4. Alla ricerca di nuove soluzioni

Arti
Paolo Conte in un bozzetto di Hugo Pratt

È dagli inizi degli anni Settanta, dal successo della coppia Mogol-Battisti, che l’italiano della canzone, sia pure in maniera contraddittoria, si volge verso il parlato, in forme più esplicite (ma anche più banalizzanti) rispetto all’esperienza cantautorale (e d’altra parte anche molti cantautori della “seconda generazione” partecipano a questa discesa verso il basso, verso il grado zero dell’espressività, cui soltanto l’aggiunta della musica – e dell’interpretazione – dà senso).

 

I testi che Mogol (Giulio Rapetti), il più prolifico e dotato (con Giorgio Calabrese, autore per Mina del verso stilisticamente audace “e sottolineo se”) dei nostri “parolieri”, scrive per la voce di Lucio Battisti o quelli di Claudio Baglioni (Questo piccolo grande amore), che riproducono (sintassi nominale, inserti dialogici, colloquialismi) il parlato quotidiano giovanile (contribuendo tra l’altro a detabuizzare intere zone del “privato”, come il sesso), non reggono alla sola lettura.
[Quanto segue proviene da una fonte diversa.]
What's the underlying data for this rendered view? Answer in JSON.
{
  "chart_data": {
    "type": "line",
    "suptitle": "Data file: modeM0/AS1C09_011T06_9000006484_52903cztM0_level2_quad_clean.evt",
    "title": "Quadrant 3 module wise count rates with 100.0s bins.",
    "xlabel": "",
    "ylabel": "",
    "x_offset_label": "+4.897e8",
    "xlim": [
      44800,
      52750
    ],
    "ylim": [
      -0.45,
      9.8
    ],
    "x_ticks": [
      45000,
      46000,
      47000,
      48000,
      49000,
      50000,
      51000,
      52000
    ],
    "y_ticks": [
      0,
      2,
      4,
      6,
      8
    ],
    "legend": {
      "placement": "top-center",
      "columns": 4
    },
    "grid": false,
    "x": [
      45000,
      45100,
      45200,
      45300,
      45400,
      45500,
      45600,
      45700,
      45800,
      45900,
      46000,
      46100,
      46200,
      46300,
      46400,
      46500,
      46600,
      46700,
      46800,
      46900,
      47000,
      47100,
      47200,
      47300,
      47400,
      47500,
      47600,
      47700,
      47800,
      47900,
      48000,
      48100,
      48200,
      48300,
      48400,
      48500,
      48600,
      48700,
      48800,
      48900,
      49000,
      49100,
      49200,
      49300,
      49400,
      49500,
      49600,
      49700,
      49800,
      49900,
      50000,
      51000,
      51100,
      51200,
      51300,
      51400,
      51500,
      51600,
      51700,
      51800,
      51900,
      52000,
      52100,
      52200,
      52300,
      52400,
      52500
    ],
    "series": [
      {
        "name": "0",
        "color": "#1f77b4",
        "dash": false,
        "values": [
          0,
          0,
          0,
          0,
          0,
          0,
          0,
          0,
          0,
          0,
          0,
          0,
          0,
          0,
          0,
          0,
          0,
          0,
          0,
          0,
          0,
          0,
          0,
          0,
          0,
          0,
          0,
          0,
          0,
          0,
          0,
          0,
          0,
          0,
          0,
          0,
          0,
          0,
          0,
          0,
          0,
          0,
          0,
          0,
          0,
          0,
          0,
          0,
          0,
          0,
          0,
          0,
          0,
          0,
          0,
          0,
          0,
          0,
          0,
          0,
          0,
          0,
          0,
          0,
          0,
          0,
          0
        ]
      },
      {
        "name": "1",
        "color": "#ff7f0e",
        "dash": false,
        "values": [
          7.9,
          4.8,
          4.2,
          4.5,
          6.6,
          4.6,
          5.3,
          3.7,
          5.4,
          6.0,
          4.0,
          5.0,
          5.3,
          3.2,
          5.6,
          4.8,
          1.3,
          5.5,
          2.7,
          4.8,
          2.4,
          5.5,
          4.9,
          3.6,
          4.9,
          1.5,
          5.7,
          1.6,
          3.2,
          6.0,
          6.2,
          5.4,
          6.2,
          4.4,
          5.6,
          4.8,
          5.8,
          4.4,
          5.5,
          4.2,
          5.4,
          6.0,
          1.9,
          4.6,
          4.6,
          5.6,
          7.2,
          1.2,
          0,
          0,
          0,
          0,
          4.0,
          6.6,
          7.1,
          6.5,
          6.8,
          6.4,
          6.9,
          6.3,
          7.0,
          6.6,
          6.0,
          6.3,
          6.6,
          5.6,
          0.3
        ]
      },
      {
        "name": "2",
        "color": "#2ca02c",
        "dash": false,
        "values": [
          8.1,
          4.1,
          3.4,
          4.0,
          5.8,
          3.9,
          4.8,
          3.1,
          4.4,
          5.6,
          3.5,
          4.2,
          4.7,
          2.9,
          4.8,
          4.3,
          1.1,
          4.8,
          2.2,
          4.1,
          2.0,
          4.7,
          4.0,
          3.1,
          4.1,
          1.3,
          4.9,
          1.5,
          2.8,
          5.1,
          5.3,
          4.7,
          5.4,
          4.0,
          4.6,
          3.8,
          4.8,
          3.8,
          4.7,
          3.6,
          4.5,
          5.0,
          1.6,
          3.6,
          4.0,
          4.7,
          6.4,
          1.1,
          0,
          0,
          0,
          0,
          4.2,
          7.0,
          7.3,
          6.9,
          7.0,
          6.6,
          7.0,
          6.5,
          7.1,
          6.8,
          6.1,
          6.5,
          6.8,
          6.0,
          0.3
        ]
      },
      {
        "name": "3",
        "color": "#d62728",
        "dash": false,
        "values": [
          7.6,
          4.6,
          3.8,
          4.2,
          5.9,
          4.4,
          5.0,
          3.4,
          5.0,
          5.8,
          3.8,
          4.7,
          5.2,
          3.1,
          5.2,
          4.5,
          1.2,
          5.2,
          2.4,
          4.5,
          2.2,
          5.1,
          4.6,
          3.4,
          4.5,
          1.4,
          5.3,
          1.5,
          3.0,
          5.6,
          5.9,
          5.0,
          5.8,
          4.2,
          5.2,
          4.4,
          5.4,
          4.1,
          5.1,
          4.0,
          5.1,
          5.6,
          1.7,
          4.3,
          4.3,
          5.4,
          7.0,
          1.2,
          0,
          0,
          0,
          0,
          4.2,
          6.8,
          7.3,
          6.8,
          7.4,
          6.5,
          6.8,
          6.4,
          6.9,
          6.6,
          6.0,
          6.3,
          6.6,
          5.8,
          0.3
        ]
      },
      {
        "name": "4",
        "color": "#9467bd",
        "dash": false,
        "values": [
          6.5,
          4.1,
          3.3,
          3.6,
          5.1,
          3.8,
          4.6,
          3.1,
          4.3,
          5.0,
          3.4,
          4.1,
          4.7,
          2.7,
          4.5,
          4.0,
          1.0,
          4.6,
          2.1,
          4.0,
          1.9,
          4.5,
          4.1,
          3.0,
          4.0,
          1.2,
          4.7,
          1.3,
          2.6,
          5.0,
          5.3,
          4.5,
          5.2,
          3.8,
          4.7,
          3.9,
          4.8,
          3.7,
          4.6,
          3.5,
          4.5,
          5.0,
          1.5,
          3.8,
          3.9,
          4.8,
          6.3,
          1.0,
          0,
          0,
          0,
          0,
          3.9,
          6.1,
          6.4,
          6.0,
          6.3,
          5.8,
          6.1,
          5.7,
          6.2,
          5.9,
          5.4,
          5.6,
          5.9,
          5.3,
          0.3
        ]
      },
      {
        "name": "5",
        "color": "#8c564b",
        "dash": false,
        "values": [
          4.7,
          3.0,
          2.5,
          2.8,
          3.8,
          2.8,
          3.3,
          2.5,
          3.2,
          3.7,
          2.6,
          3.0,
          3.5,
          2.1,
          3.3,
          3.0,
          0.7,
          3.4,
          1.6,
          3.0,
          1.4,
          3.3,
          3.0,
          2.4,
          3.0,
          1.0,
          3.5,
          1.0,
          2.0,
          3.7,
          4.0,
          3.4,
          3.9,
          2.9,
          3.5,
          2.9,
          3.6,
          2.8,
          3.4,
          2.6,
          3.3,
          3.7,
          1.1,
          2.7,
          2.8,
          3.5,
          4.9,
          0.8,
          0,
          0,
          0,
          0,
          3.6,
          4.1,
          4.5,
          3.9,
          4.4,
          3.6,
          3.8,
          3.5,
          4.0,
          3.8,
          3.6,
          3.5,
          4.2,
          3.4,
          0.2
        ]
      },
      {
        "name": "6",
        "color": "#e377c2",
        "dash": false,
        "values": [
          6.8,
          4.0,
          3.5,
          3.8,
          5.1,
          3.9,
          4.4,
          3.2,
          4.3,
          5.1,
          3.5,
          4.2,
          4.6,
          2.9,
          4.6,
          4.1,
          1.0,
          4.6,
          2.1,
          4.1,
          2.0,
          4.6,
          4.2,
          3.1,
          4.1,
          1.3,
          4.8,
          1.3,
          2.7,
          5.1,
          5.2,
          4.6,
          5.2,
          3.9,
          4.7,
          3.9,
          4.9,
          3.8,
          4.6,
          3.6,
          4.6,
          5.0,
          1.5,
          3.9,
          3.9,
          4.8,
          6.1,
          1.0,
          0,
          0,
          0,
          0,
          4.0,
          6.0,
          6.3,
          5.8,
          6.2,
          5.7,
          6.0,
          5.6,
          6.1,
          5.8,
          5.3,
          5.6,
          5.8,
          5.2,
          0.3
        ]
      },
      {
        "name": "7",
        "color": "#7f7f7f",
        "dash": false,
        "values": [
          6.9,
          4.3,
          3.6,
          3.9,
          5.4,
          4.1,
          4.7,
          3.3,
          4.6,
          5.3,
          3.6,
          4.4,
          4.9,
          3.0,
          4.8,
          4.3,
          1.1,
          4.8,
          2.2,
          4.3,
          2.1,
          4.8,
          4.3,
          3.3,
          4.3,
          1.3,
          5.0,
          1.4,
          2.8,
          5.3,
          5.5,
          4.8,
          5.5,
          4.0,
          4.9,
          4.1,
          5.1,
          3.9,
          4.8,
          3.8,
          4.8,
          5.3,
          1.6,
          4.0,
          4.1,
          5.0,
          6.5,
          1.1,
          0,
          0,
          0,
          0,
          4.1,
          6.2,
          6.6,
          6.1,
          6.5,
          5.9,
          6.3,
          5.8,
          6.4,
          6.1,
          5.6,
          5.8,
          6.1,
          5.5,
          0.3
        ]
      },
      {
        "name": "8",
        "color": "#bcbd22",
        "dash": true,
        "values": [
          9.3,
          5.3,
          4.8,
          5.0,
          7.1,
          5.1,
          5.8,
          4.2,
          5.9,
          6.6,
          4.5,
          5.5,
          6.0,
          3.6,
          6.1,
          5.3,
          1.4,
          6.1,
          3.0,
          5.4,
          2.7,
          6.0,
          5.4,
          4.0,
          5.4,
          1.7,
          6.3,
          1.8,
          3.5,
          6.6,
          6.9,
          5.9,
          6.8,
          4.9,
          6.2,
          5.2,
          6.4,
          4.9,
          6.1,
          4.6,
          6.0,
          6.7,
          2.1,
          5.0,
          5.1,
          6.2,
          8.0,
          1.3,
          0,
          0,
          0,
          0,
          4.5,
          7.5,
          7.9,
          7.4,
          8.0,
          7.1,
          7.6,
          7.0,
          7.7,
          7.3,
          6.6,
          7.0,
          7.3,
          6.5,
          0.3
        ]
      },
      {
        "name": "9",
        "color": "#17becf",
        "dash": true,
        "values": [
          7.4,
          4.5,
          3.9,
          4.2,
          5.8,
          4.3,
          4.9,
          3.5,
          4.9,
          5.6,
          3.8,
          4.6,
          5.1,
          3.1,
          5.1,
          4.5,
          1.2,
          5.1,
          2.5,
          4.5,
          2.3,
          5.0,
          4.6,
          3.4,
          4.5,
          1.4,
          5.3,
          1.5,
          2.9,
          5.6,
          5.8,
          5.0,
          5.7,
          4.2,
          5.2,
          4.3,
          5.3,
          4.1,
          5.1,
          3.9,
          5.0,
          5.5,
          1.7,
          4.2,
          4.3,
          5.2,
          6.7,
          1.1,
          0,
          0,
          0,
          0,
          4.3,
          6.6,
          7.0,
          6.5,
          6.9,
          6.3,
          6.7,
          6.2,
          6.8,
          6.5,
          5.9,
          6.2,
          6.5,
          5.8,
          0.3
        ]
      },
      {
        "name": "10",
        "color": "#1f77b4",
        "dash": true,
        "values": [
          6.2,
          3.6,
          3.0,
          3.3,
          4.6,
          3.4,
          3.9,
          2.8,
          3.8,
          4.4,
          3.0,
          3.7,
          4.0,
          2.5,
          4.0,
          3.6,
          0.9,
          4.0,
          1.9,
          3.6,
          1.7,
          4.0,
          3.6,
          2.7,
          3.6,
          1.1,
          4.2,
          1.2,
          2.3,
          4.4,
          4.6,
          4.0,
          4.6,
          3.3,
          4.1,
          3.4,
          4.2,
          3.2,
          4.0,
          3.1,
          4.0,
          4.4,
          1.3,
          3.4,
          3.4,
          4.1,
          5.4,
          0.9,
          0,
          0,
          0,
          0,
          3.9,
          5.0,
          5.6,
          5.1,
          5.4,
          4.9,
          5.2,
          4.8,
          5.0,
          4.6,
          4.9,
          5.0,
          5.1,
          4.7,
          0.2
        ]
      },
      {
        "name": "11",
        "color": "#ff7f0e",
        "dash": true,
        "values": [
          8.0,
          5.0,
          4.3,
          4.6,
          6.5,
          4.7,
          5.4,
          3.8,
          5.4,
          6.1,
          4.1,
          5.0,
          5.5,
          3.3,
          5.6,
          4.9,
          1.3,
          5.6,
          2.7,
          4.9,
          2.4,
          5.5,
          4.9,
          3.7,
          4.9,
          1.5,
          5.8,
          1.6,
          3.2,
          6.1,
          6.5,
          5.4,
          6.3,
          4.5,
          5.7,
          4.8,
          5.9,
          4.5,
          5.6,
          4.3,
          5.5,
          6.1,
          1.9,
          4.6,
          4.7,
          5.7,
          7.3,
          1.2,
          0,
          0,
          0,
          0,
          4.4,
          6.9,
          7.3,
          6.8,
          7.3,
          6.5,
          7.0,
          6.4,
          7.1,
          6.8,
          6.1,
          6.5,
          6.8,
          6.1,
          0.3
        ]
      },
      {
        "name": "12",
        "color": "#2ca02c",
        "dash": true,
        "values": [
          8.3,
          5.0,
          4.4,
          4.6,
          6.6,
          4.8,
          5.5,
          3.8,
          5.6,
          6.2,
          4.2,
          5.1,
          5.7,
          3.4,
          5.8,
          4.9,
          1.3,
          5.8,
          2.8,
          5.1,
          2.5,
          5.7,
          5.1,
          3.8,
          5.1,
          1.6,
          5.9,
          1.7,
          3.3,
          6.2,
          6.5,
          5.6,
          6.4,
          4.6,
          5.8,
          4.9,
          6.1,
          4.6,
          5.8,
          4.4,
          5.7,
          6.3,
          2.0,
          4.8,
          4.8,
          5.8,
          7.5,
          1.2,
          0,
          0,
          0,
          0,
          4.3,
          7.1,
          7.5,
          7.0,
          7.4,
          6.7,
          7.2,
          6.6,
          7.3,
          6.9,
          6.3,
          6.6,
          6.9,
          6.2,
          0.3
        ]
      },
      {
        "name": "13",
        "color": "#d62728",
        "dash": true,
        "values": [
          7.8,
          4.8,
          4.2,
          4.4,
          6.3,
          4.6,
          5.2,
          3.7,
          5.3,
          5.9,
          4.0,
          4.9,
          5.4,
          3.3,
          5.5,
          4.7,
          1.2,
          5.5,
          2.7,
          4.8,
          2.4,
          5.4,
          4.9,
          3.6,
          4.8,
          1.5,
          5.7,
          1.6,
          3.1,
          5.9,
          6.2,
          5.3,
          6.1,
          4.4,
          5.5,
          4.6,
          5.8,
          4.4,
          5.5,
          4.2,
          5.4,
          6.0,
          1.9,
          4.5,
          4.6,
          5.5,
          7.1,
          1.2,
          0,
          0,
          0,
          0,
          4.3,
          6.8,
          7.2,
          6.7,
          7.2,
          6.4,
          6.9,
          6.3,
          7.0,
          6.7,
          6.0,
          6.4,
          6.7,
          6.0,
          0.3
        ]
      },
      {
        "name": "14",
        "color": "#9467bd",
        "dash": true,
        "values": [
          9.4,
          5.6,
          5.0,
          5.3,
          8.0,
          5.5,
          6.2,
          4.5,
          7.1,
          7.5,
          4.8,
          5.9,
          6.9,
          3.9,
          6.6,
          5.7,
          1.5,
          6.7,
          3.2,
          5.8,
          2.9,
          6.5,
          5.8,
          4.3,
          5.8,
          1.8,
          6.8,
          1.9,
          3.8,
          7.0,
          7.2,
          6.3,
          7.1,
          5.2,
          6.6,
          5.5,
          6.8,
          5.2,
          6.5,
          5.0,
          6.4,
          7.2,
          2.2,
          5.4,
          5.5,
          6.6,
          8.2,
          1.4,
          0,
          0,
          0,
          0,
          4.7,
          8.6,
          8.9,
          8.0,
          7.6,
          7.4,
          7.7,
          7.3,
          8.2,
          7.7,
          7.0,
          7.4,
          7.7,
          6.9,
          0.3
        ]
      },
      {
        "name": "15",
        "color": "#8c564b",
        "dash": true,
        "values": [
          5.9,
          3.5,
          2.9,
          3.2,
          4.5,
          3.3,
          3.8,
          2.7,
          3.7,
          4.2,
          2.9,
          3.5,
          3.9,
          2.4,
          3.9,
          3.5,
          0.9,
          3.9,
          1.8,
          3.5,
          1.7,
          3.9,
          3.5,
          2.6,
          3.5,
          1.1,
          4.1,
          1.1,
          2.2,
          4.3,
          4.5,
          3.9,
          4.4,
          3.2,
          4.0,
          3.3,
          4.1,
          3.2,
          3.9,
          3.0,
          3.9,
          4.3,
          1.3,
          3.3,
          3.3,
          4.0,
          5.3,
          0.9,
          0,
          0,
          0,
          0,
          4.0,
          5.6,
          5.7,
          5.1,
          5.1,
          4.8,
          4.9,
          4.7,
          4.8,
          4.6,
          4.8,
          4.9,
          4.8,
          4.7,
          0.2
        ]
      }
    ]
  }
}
Ma ciò non toglie che siano stati (e in qualche caso continuino ad essere) la colonna sonora delle giornate (e delle notti estive) degli adolescenti, grazie alla loro “orecchiabilità”, in equilibrio tra “noto” e “nuovo”. Spesso dialogica (ma con forti radici nella cultura popolare e nella forma della ballata narrativa) è anche l’esperienza, in quegli anni, di un cantautore “storico” come Francesco Guccini (La locomotiva), che smitizza polemicamente le pretese “poetiche” (e pragmatiche) della canzone. In fondo “sono solo canzonette” sancirà beffardamente all’inizio del decennio successivo (gli anni Ottanta, gli anni del “riflusso”) Edoardo Bennato.

 

Da un lato la diffusione di un italiano pubblico, “dell’uso medio”, dall’altro un desiderio di uscire dall’appiattimento su di esso del linguaggio canzonettistico, portano, dagli anni Ottanta in avanti, a soluzioni linguistiche nuove, in qualche caso sperimentali. Per fare soltanto alcuni esempi di questa “voglia di poesia”, di questa “fuga dal quotidiano”, un cantautore “per caso” (ma di solida cultura jazz) come Paolo Conte rivisita con ironia l’armamentario stilistico e retorico della canzone “d’antan”, aggiungendovi, di suo, accoppiate astratto-concreto, aggettivazione ricercata e sapori esotici, da provinciale di genio. Di tutt’altro segno è la ricerca sperimentalistica di Franco Battiato (Centro di gravità permanente), che, su uno sfondo di vasti interessi musicali e culturali (soprattutto verso filosofie orientali), coltiva il gusto linguistico del pastiche, del citazionismo, del patchwork, secondo moduli che rimandano alla grande poesia europea d’avanguardia.